Single by The Cult

from the album Dreamtime
- B-side: "A Flower in the Desert"; "Bone Bag";
- Released: 11 May 1984
- Genre: Gothic rock
- Label: Situation Two (SIT 33)
- Songwriters: Ian Astbury Billy Duffy
- Producer: John Brand

The Cult singles chronology
| "Gods Zoo" (1983) | "Spiritwalker" (1984) | "Go West" (1984) |

= Spiritwalker (song) =

"Spiritwalker" is a song by English rock band the Cult, released on 11 May 1984 as the lead single from their debut studio album Dreamtime.

==Song origins==
"Spiritwalker" was written while the group was still called Death Cult. It was never recorded by the group but was integrated into their set list during their second United Kingdom tour in late 1983. The song, musically, was much different, but, lyrically, it was nearly the same as the final recorded version.

The song has its origins in Ian Astbury's earlier group, Southern Death Cult. On 29 October 1981, at the group's second live performance ever, Southern Death Cult played Queen's Hall in Bradford, England. During their set they performed an untitled song (later referred to as "The War Song") that featured many of the same lyrics as "Spiritwalker". The song was never performed by Southern Death Cult again.
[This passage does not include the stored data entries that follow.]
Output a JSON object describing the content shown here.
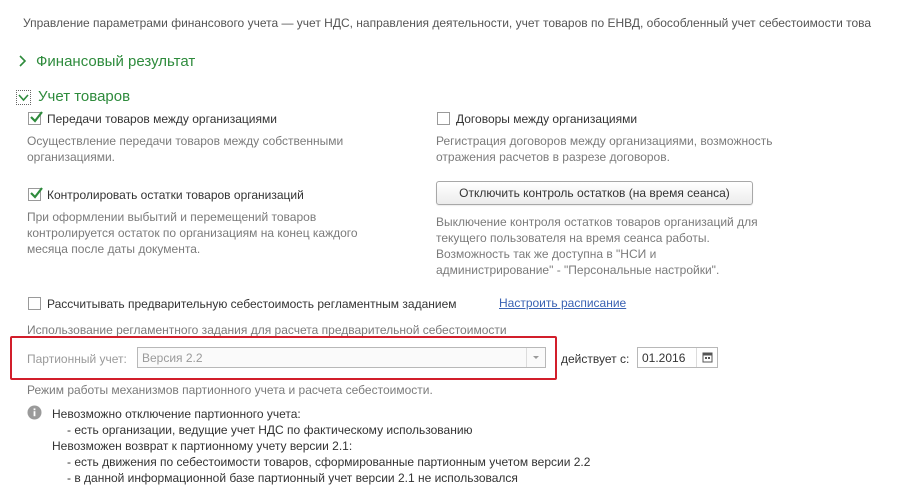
{
  "header": {
    "description": "Управление параметрами финансового учета — учет НДС, направления деятельности, учет товаров по ЕНВД, обособленный учет себестоимости това"
  },
  "sections": {
    "financial_result": {
      "title": "Финансовый результат",
      "expanded": false
    },
    "goods_accounting": {
      "title": "Учет товаров",
      "expanded": true
    }
  },
  "options": {
    "transfer_between_orgs": {
      "label": "Передачи товаров между организациями",
      "checked": true,
      "hint_line1": "Осуществление передачи товаров между собственными",
      "hint_line2": "организациями."
    },
    "contracts_between_orgs": {
      "label": "Договоры между организациями",
      "checked": false,
      "hint_line1": "Регистрация договоров между организациями, возможность",
      "hint_line2": "отражения расчетов  в разрезе договоров."
    },
    "control_stock": {
      "label": "Контролировать остатки товаров организаций",
      "checked": true,
      "hint_line1": "При оформлении выбытий и перемещений товаров",
      "hint_line2": "контролируется остаток по организациям на конец каждого",
      "hint_line3": "месяца после даты документа."
    },
    "disable_stock_control": {
      "button_label": "Отключить контроль остатков (на время сеанса)",
      "hint_line1": "Выключение контроля остатков товаров организаций для",
      "hint_line2": "текущего пользователя на время сеанса работы.",
      "hint_line3": "Возможность так же доступна в \"НСИ и",
      "hint_line4": "администрирование\" - \"Персональные настройки\"."
    },
    "preliminary_cost": {
      "label": "Рассчитывать предварительную себестоимость регламентным заданием",
      "checked": false,
      "link": "Настроить расписание",
      "hint": "Использование регламентного задания для расчета предварительной себестоимости"
    }
  },
  "batch_accounting": {
    "label": "Партионный учет:",
    "value": "Версия 2.2",
    "effective_label": "действует с:",
    "effective_date": "01.2016",
    "hint": "Режим работы механизмов партионного учета и расчета себестоимости."
  },
  "info": {
    "line1": "Невозможно отключение партионного учета:",
    "line2": "- есть организации, ведущие учет НДС по фактическому использованию",
    "line3": "Невозможен возврат к партионному учету версии 2.1:",
    "line4": "- есть движения по себестоимости товаров, сформированные партионным учетом версии 2.2",
    "line5": "- в данной информационной базе партионный учет версии 2.1 не использовался"
  },
  "colors": {
    "accent_green": "#2e8b3c",
    "highlight_red": "#d21e2b",
    "link_blue": "#3a62b3",
    "hint_gray": "#7b7b7b"
  }
}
Apparently, Astbury incorporated the lyrics of "The War Song" into the creation of "Spiritwalker" but no credit was given to the other members of Southern Death Cult and it is unknown whether they contributed to the writing of the original version.

==B-side==
The B-side of the seven-inch single is a radio session of "A Flower in the Desert" recorded while the group was still Death Cult. The song, an acoustic version, was recorded for the David Jensen show on BBC Radio One and was engineered by Dale Griffin. The song was first broadcast on 27 October 1983. The song "A Flower in the Desert" is a re-written version of "Flowers in the Forest" originally recorded by Astbury's earlier group Southern Death Cult. Thus the song is credited as Astbury/Jepson/Burroughs/Qureshi (the members of Southern Death Cult). The song, along with the entire radio session, was later released on the compact disc collection of Death Cult recordings entitled Ghost Dance.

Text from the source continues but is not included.